La galerie Les Filles du Calvaire fête ses 30 ans

Décidément, cette année 2026 est synonyme d'anniversaires ! La Galerie Les Filles du Calvaire ne manque pas la fête en célébrant ses trente années d'existence. Retour sur l'histoire d'une galerie devenue incontournable dans la capitale.

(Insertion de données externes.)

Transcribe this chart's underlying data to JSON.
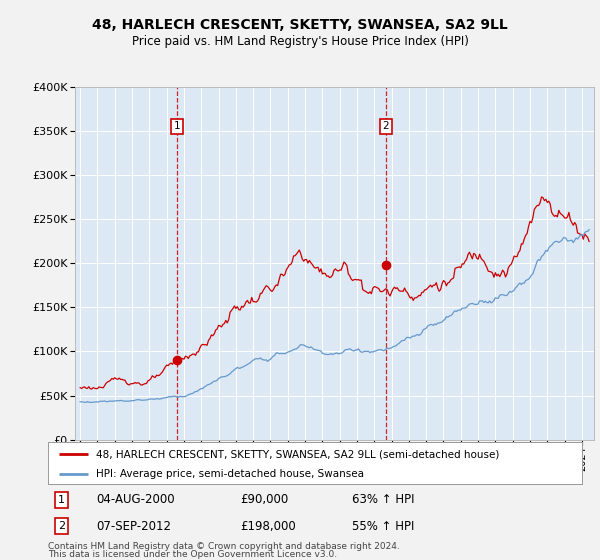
{
  "title": "48, HARLECH CRESCENT, SKETTY, SWANSEA, SA2 9LL",
  "subtitle": "Price paid vs. HM Land Registry's House Price Index (HPI)",
  "legend_line1": "48, HARLECH CRESCENT, SKETTY, SWANSEA, SA2 9LL (semi-detached house)",
  "legend_line2": "HPI: Average price, semi-detached house, Swansea",
  "footnote_line1": "Contains HM Land Registry data © Crown copyright and database right 2024.",
  "footnote_line2": "This data is licensed under the Open Government Licence v3.0.",
  "transaction1_date": 2000.583,
  "transaction1_price": 90000,
  "transaction2_date": 2012.667,
  "transaction2_price": 198000,
  "ylim_max": 400000,
  "yticks": [
    0,
    50000,
    100000,
    150000,
    200000,
    250000,
    300000,
    350000,
    400000
  ],
  "background_color": "#dce9f5",
  "fig_bg_color": "#f2f2f2",
  "red_line_color": "#cc0000",
  "blue_line_color": "#6699cc",
  "grid_color": "#ffffff",
  "vline_color": "#cc0000",
  "box_edge_color": "#cc0000"
}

Thibault Loucheux-Legendre
Thibault Loucheux-Legendre  - Rédacteur en chef / Critique d'art
5 mn de lecture

La Galerie les Filles du Calvaire est née d’un hasard. Au milieu des années 1990, Stéphane Magnan travaille dans la métallurgie et cherche un espace pour habiter à Paris. Il tombe amoureux d’un lieu situé rue des Filles du Calvaire dans le 3e arrondissement de la capitale : « La galerie est une conséquence du bâtiment. C’était un bâtiment que j’avais repéré à un moment où je voulais habiter Paris. Le propriétaire n’a pas voulu me le vendre car il trouvait que mon offre était dérisoire, donc je suis allé habiter ailleurs. Un an plus tard, il m’a rappelé pour savoir si je voulais toujours ce bâtiment car il était dans une situation financière compliquée et il a accepté mon offre. J’avais beaucoup d’amis artistes et en parlant avec eux, on a décidé d’en faire une galerie. »

S’ensuit une première exposition dans l’espace brut, qui est synonyme de succès. Après avoir transformé l’essai, Stéphane Magnan décide de faire des travaux pour sa galerie qui ouvre en 1996.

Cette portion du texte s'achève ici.